Handwriting chart in Warren Blinn's classroom.Photo by David Lawlor.

He also plans his school days meticulously, emphasizing a routine that he says gives his students a sense of order and stability. "At 8:10 we do math every day," he says. "At 8:40 we do reading. They get used to knowing exactly what time each subject is going to be taught."

Blinn, 57, came to teaching more than 20 years ago after volunteering at his children's elementary school. "I really like being around kids," he says. "They pay back a lot of energy. I can come to school in the morning grumpy or really stressed with lots of stuff hanging over my head. Then the kids will start coming in and all of a sudden I just perk up."

His first job out of the Humboldt State University credential program was at Alice Birney, and he's been there ever since. Located in Eureka's southwest side, one might expect Alice Birney to be poor in resources. But Blinn's classroom bristles with high-tech gear. There are four PCs, 11 wireless Mac laptops and a sophisticated large-screen interactive digital whiteboard.

But Blinn says that while grant funding for IT equipment is plentiful, the school is short on cash for other items. The whiteboard projector has yet to be installed properly, and the classroom is sometimes not vacuumed for three or four days due to tight maintenance budgets. "There's money specifically earmarked for technology and nothing else," says Blinn. "And there's not very much money for some other things."
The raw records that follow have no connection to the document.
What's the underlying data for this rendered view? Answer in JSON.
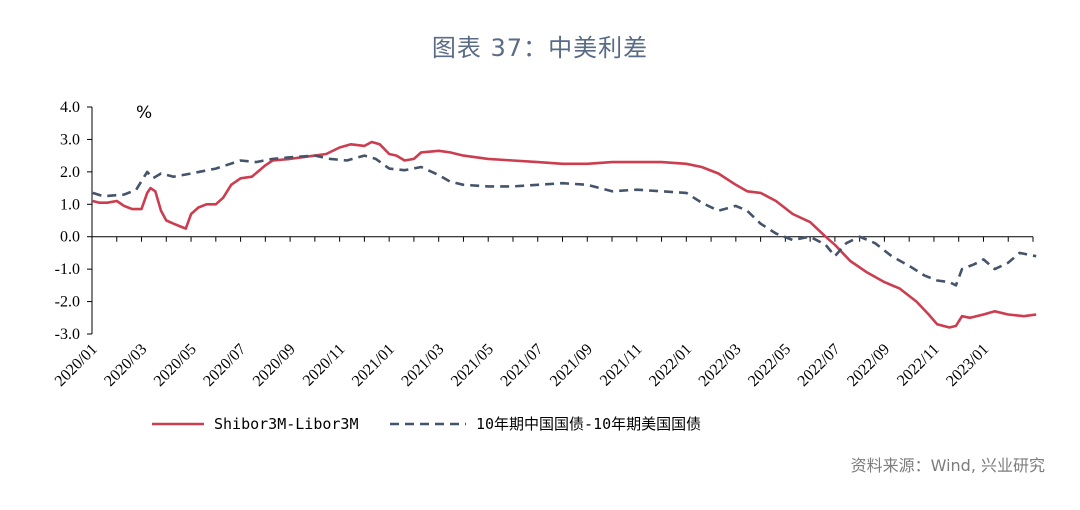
{
  "title": "图表 37：中美利差",
  "source": "资料来源：Wind, 兴业研究",
  "chart_data": {
    "type": "line",
    "unit_label": "%",
    "ylim": [
      -3.0,
      4.0
    ],
    "yticks": [
      "4.0",
      "3.0",
      "2.0",
      "1.0",
      "0.0",
      "-1.0",
      "-2.0",
      "-3.0"
    ],
    "xlim": [
      "2020-01",
      "2023-03"
    ],
    "xticks": [
      "2020/01",
      "2020/03",
      "2020/05",
      "2020/07",
      "2020/09",
      "2020/11",
      "2021/01",
      "2021/03",
      "2021/05",
      "2021/07",
      "2021/09",
      "2021/11",
      "2022/01",
      "2022/03",
      "2022/05",
      "2022/07",
      "2022/09",
      "2022/11",
      "2023/01"
    ],
    "grid": false,
    "legend_position": "bottom",
    "series": [
      {
        "name": "Shibor3M-Libor3M",
        "color": "#cc3d50",
        "style": "solid",
        "points": [
          [
            "2020-01-02",
            1.1
          ],
          [
            "2020-01-10",
            1.05
          ],
          [
            "2020-01-20",
            1.05
          ],
          [
            "2020-02-01",
            1.1
          ],
          [
            "2020-02-10",
            0.95
          ],
          [
            "2020-02-20",
            0.85
          ],
          [
            "2020-03-01",
            0.85
          ],
          [
            "2020-03-08",
            1.35
          ],
          [
            "2020-03-12",
            1.5
          ],
          [
            "2020-03-18",
            1.4
          ],
          [
            "2020-03-25",
            0.8
          ],
          [
            "2020-04-01",
            0.5
          ],
          [
            "2020-04-10",
            0.4
          ],
          [
            "2020-04-20",
            0.3
          ],
          [
            "2020-04-25",
            0.25
          ],
          [
            "2020-05-01",
            0.7
          ],
          [
            "2020-05-10",
            0.9
          ],
          [
            "2020-05-20",
            1.0
          ],
          [
            "2020-06-01",
            1.0
          ],
          [
            "2020-06-10",
            1.2
          ],
          [
            "2020-06-20",
            1.6
          ],
          [
            "2020-07-01",
            1.8
          ],
          [
            "2020-07-15",
            1.85
          ],
          [
            "2020-08-01",
            2.2
          ],
          [
            "2020-08-10",
            2.35
          ],
          [
            "2020-09-01",
            2.4
          ],
          [
            "2020-09-15",
            2.45
          ],
          [
            "2020-10-01",
            2.5
          ],
          [
            "2020-10-15",
            2.55
          ],
          [
            "2020-11-01",
            2.75
          ],
          [
            "2020-11-15",
            2.85
          ],
          [
            "2020-12-01",
            2.8
          ],
          [
            "2020-12-10",
            2.92
          ],
          [
            "2020-12-20",
            2.85
          ],
          [
            "2021-01-01",
            2.55
          ],
          [
            "2021-01-10",
            2.5
          ],
          [
            "2021-01-20",
            2.35
          ],
          [
            "2021-02-01",
            2.4
          ],
          [
            "2021-02-10",
            2.6
          ],
          [
            "2021-03-01",
            2.65
          ],
          [
            "2021-03-15",
            2.6
          ],
          [
            "2021-04-01",
            2.5
          ],
          [
            "2021-05-01",
            2.4
          ],
          [
            "2021-06-01",
            2.35
          ],
          [
            "2021-07-01",
            2.3
          ],
          [
            "2021-08-01",
            2.25
          ],
          [
            "2021-09-01",
            2.25
          ],
          [
            "2021-10-01",
            2.3
          ],
          [
            "2021-11-01",
            2.3
          ],
          [
            "2021-12-01",
            2.3
          ],
          [
            "2022-01-01",
            2.25
          ],
          [
            "2022-01-20",
            2.15
          ],
          [
            "2022-02-10",
            1.95
          ],
          [
            "2022-03-01",
            1.6
          ],
          [
            "2022-03-15",
            1.4
          ],
          [
            "2022-04-01",
            1.35
          ],
          [
            "2022-04-20",
            1.1
          ],
          [
            "2022-05-10",
            0.7
          ],
          [
            "2022-06-01",
            0.45
          ],
          [
            "2022-06-20",
            0.0
          ],
          [
            "2022-07-01",
            -0.25
          ],
          [
            "2022-07-20",
            -0.75
          ],
          [
            "2022-08-10",
            -1.1
          ],
          [
            "2022-09-01",
            -1.4
          ],
          [
            "2022-09-20",
            -1.6
          ],
          [
            "2022-10-10",
            -2.0
          ],
          [
            "2022-10-25",
            -2.4
          ],
          [
            "2022-11-05",
            -2.7
          ],
          [
            "2022-11-20",
            -2.8
          ],
          [
            "2022-11-28",
            -2.75
          ],
          [
            "2022-12-05",
            -2.45
          ],
          [
            "2022-12-15",
            -2.5
          ],
          [
            "2023-01-01",
            -2.4
          ],
          [
            "2023-01-15",
            -2.3
          ],
          [
            "2023-02-01",
            -2.4
          ],
          [
            "2023-02-20",
            -2.45
          ],
          [
            "2023-03-05",
            -2.4
          ]
        ]
      },
      {
        "name": "10年期中国国债-10年期美国国债",
        "color": "#44546a",
        "style": "dashed",
        "points": [
          [
            "2020-01-02",
            1.35
          ],
          [
            "2020-01-15",
            1.25
          ],
          [
            "2020-02-10",
            1.3
          ],
          [
            "2020-02-25",
            1.45
          ],
          [
            "2020-03-08",
            2.0
          ],
          [
            "2020-03-15",
            1.8
          ],
          [
            "2020-03-25",
            1.95
          ],
          [
            "2020-04-10",
            1.85
          ],
          [
            "2020-05-01",
            1.95
          ],
          [
            "2020-06-01",
            2.1
          ],
          [
            "2020-07-01",
            2.35
          ],
          [
            "2020-07-20",
            2.3
          ],
          [
            "2020-08-10",
            2.4
          ],
          [
            "2020-09-01",
            2.45
          ],
          [
            "2020-10-01",
            2.5
          ],
          [
            "2020-10-20",
            2.4
          ],
          [
            "2020-11-10",
            2.35
          ],
          [
            "2020-12-01",
            2.5
          ],
          [
            "2020-12-15",
            2.4
          ],
          [
            "2021-01-01",
            2.1
          ],
          [
            "2021-01-20",
            2.05
          ],
          [
            "2021-02-10",
            2.15
          ],
          [
            "2021-03-01",
            1.9
          ],
          [
            "2021-03-15",
            1.7
          ],
          [
            "2021-04-01",
            1.6
          ],
          [
            "2021-05-01",
            1.55
          ],
          [
            "2021-06-01",
            1.55
          ],
          [
            "2021-07-01",
            1.6
          ],
          [
            "2021-08-01",
            1.65
          ],
          [
            "2021-09-01",
            1.6
          ],
          [
            "2021-10-01",
            1.4
          ],
          [
            "2021-11-01",
            1.45
          ],
          [
            "2021-12-01",
            1.4
          ],
          [
            "2022-01-01",
            1.35
          ],
          [
            "2022-01-20",
            1.05
          ],
          [
            "2022-02-10",
            0.8
          ],
          [
            "2022-03-01",
            0.95
          ],
          [
            "2022-03-15",
            0.8
          ],
          [
            "2022-04-01",
            0.4
          ],
          [
            "2022-04-20",
            0.1
          ],
          [
            "2022-05-10",
            -0.1
          ],
          [
            "2022-06-01",
            0.0
          ],
          [
            "2022-06-20",
            -0.25
          ],
          [
            "2022-07-01",
            -0.6
          ],
          [
            "2022-07-15",
            -0.2
          ],
          [
            "2022-08-01",
            0.0
          ],
          [
            "2022-08-20",
            -0.2
          ],
          [
            "2022-09-10",
            -0.6
          ],
          [
            "2022-10-01",
            -0.9
          ],
          [
            "2022-10-20",
            -1.2
          ],
          [
            "2022-11-05",
            -1.35
          ],
          [
            "2022-11-20",
            -1.4
          ],
          [
            "2022-11-28",
            -1.5
          ],
          [
            "2022-12-05",
            -1.0
          ],
          [
            "2022-12-20",
            -0.85
          ],
          [
            "2023-01-01",
            -0.7
          ],
          [
            "2023-01-15",
            -1.0
          ],
          [
            "2023-02-01",
            -0.8
          ],
          [
            "2023-02-15",
            -0.5
          ],
          [
            "2023-03-05",
            -0.6
          ]
        ]
      }
    ]
  }
}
Yet he's passionately proud of Alice Birney's accomplishments. "Because it is a lower-income school, the public perception is it's not necessarily a good school," says Blinn. "Yet our test scores are really good, really solid." And the API ranking system that accounts for the economic and educational levels of parents has given Alice Birney a 10, the highest score possible, for several years running.

Blinn gives some credit to the 2001 No Child Left Behind accountability law that has pressured schools to improve students" performance. "I don't think [the standards] have always been realistic, but at the same time I've been surprised at what we've been able to accomplish," he says. "I don't think we would have strived to do that without the push from No Child Left Behind."

This year, Blinn is gearing up to teach a new hands-on science curriculum from University of California Berkeley's Lawrence Hall of Science. "Science is one of my favorite subjects to teach, but I haven't done it for several years because there were dedicated teachers who taught it during our prep time," he says. "The district changed that so this year we have these new science kits."

He's also excited about ramping up an Accelerated Reader program, in which students read independently in class, choosing books from a library he has put together. "When I was first teaching, I was hesitant to devote a lot of time to independent reading," he says. "[Even though] studies say it's an important thing for kids, there were a lot who either weren't actually reading, or they'd read two pages of one book then read another book the next day."

With the Accelerated Reader program and computers in the classroom, he has students take computer-based quizzes on the books they've read to demonstrate their comprehension. "After the first month or so I can get 90 percent of kids really reading in a book of their choice," he says. "The goal I set for them is that each month they should have read one book and taken the quiz on it."

A poet and writer himself, Blinn also values personal storytelling and creates space for it in the classroom. "I have a lot of stock stories," he says. "I don't really plan when I'm going to tell them. Something will just take place that will cue me and I'll say, "That reminds me of a story." Then they become comfortable sharing their stories, and they know that I'll make time for them.

"It lets them know they're valued. I learn from them, they learn from each other and it creates a sense that there are kids in our class who know cool stuff."